6.29.2023

Et donc, ils sont revenus


Jeudi 29 juin

Et donc, ils sont revenus, les petits poèmes flottants, ces centons écrits à partir du florilège des ( ) de jour. En les proposant pour traduction à Deniz Dagdelen ("Le Dactylo Méditerranéen") ils me sont revenus à l’esprit. Non parce que je les avais oubliés, mais parce que j'ai repris le fil de ces poèmes-trouvés (exactement comme on dirait des enfants trouvés) — poèmes agencés-recueillis, adressés à distance, depuis un ailleurs vers un ailleurs. J'ai nommé la 1ère série, écrite pendant le confinement, Lettres océanes, en clin d’œil à Cendrars : "la lettre-océan n’a pas été inventée pour faire de la poésie mais quand on voyage, quand on commerce, quand on est à bord, quand on envoie des lettres-océan, on fait de la poésie" (B. Cendrars in Feuilles de route). J'en lirai une partie au festival des poésies contemporaines "Et Dire Et Ouïssance", ce vendredi, à Brocéliande. J'en poursuis l'écriture à partir du même dispositif, de coupes et d'agencements de citations, avec ce fil d’ariane qui est une adresse par-delà le temps et l’espace. Ces petites formes sont des respirations en accompagnement de projets plus lents et plus volumineux, de projets associés à des territoires. Et puisque deux chatons juste arrivés nous forcent à garder les portes closes sur le jardin, je nous fais lecture de poésie, Benoit Casas (Combine) et Emmanuel Laugier (Chant tacite), l’un puis l’autre en fin d'après-midi. 



6.22.2023

Pause


Lundi 19 juin

Pause après plusieurs fins de semaines à Paris. Des répétitions, des retrouvailles, un marché de la poésie — un marché effleuré, quelques rencontres choisies. De retour, le secours du jardin.

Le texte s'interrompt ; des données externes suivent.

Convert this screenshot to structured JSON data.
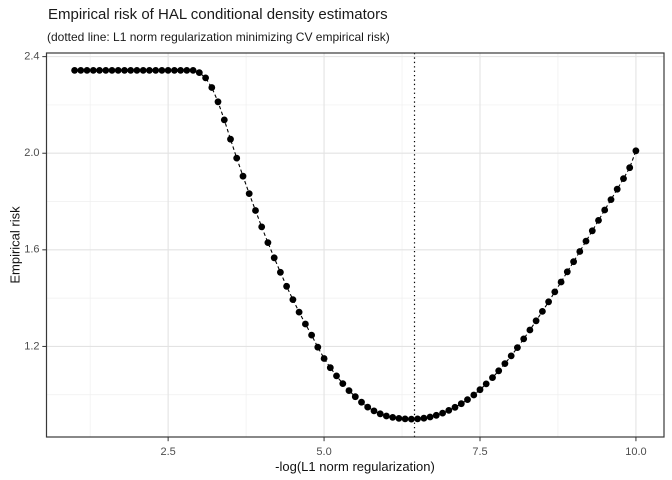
{
  "chart_data": {
    "type": "scatter",
    "title": "Empirical risk of HAL conditional density estimators",
    "subtitle": "(dotted line: L1 norm regularization minimizing CV empirical risk)",
    "xlabel": "-log(L1 norm regularization)",
    "ylabel": "Empirical risk",
    "xlim": [
      0.55,
      10.45
    ],
    "ylim": [
      0.825,
      2.415
    ],
    "x_major_ticks": [
      2.5,
      5.0,
      7.5,
      10.0
    ],
    "x_tick_labels": [
      "2.5",
      "5.0",
      "7.5",
      "10.0"
    ],
    "x_minor_ticks": [
      1.25,
      3.75,
      6.25,
      8.75
    ],
    "y_major_ticks": [
      1.2,
      1.6,
      2.0,
      2.4
    ],
    "y_tick_labels": [
      "1.2",
      "1.6",
      "2.0",
      "2.4"
    ],
    "y_minor_ticks": [
      1.0,
      1.4,
      1.8,
      2.2
    ],
    "vline_x": 6.45,
    "grid": true,
    "legend": "none",
    "x": [
      1.0,
      1.1,
      1.2,
      1.3,
      1.4,
      1.5,
      1.6,
      1.7,
      1.8,
      1.9,
      2.0,
      2.1,
      2.2,
      2.3,
      2.4,
      2.5,
      2.6,
      2.7,
      2.8,
      2.9,
      3.0,
      3.1,
      3.2,
      3.3,
      3.4,
      3.5,
      3.6,
      3.7,
      3.8,
      3.9,
      4.0,
      4.1,
      4.2,
      4.3,
      4.4,
      4.5,
      4.6,
      4.7,
      4.8,
      4.9,
      5.0,
      5.1,
      5.2,
      5.3,
      5.4,
      5.5,
      5.6,
      5.7,
      5.8,
      5.9,
      6.0,
      6.1,
      6.2,
      6.3,
      6.4,
      6.5,
      6.6,
      6.7,
      6.8,
      6.9,
      7.0,
      7.1,
      7.2,
      7.3,
      7.4,
      7.5,
      7.6,
      7.7,
      7.8,
      7.9,
      8.0,
      8.1,
      8.2,
      8.3,
      8.4,
      8.5,
      8.6,
      8.7,
      8.8,
      8.9,
      9.0,
      9.1,
      9.2,
      9.3,
      9.4,
      9.5,
      9.6,
      9.7,
      9.8,
      9.9,
      10.0
    ],
    "y": [
      2.343,
      2.343,
      2.343,
      2.343,
      2.343,
      2.343,
      2.343,
      2.343,
      2.343,
      2.343,
      2.343,
      2.343,
      2.343,
      2.343,
      2.343,
      2.343,
      2.343,
      2.343,
      2.343,
      2.343,
      2.334,
      2.312,
      2.272,
      2.213,
      2.138,
      2.058,
      1.98,
      1.905,
      1.833,
      1.763,
      1.695,
      1.63,
      1.567,
      1.507,
      1.449,
      1.394,
      1.342,
      1.293,
      1.247,
      1.197,
      1.15,
      1.112,
      1.078,
      1.046,
      1.017,
      0.992,
      0.969,
      0.949,
      0.933,
      0.921,
      0.912,
      0.906,
      0.902,
      0.9,
      0.899,
      0.9,
      0.903,
      0.908,
      0.915,
      0.924,
      0.935,
      0.948,
      0.963,
      0.98,
      0.999,
      1.021,
      1.045,
      1.071,
      1.099,
      1.129,
      1.161,
      1.195,
      1.231,
      1.268,
      1.306,
      1.345,
      1.385,
      1.426,
      1.467,
      1.509,
      1.551,
      1.593,
      1.636,
      1.679,
      1.722,
      1.765,
      1.808,
      1.851,
      1.895,
      1.94,
      2.01
    ],
    "colors": {
      "point": "#000000",
      "series_line": "#000000",
      "vline": "#000000",
      "grid_major": "#e3e3e3",
      "grid_minor": "#efefef",
      "panel_border": "#383838",
      "tick_mark": "#333333",
      "tick_label": "#4d4d4d",
      "panel_bg": "#ffffff"
    }
  }
}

Je vais et viens du dedans au dehors en traînant mes questions : comment prendre les choses une par une ? Trouver du temps pour penser ? Faire de la place ? Une sensation de vide ou de trop plein, ce qui revient au même. J’ai compté ce week-end les Orchis (pyramidaliset les Ophrys abeille (apifera) particulièrement abondantes cette année dans les zones non tondues du jardin — plus de 200 pieds de chaque espèce alors qu’on dit l’Ophrys rare en Bretagne. Il suffit certainement d’arrêter de vouloir tout ordonner. Je me suis endormie dehors plusieurs fois en lisant Le Mont Analogue, comme si la pause elle-même produisait l'épuisement. Sous le figuier, un air chaud et frais, mal mélangé, a produit sur moi par je ne sais quelle étrangeté la sensation d’un souvenir lointain, sans image. J’en ai rêvé la nuit suivante et le rêve a pris la forme d’un désir d’écriture, à la fois neuf et revenu de loin (frais et chaud). Un désir de poème à retenir à tout prix. Des mots comme des bouées écrits sur la première surface venue. Était-ce un portail, une porte ? Puis je me revois cherchant un carnet chez un buraliste. 




6.06.2023

Démarrer lentement

 

Lundi 5 juin

Démarrer lentement, comme un lundi, après avoir enseigné tout le samedi à Paris. Un dernier atelier d’écriture au Musée d'Art Moderne pour ouvrir un espace de rencontre entre les œuvres et le texte, et toujours le même plaisir à cet accompagnement avec les étudiantes. Je le sens plus vivement chaque fois que cela se termine. Encore quelques mémoires à lire, quelques soutenances, des choses qui s'étaleront dans l'été, sans salaire. Ce que c’est qu’être sur les bords, de vacations en petits contrats, sur le bord de trouver un accord avec l’université. Démarrer lentement, comme un lundi, avec l'écoute des enregistrements de Paysage augmenté — la lecture accompagnée de la musique électroacoustique de Michel Bertier, nos répétitions pour le festival des poésies contemporaines "Et Dire Et Ouïssance", à Brocéliande, dans quelques semaines. Démarrer lentement malgré le printemps qui s’infiltre, malgré la beauté au dehors, les rosiers au jardin, machines à fabriquer du rose, la mer fraiche, la saison des baignades ... Ici il faut des points de suspension car il y a trop à regarder, trop à faire, la vie toujours intense propose, comment dès lors isoler, choisir, comment refuser ?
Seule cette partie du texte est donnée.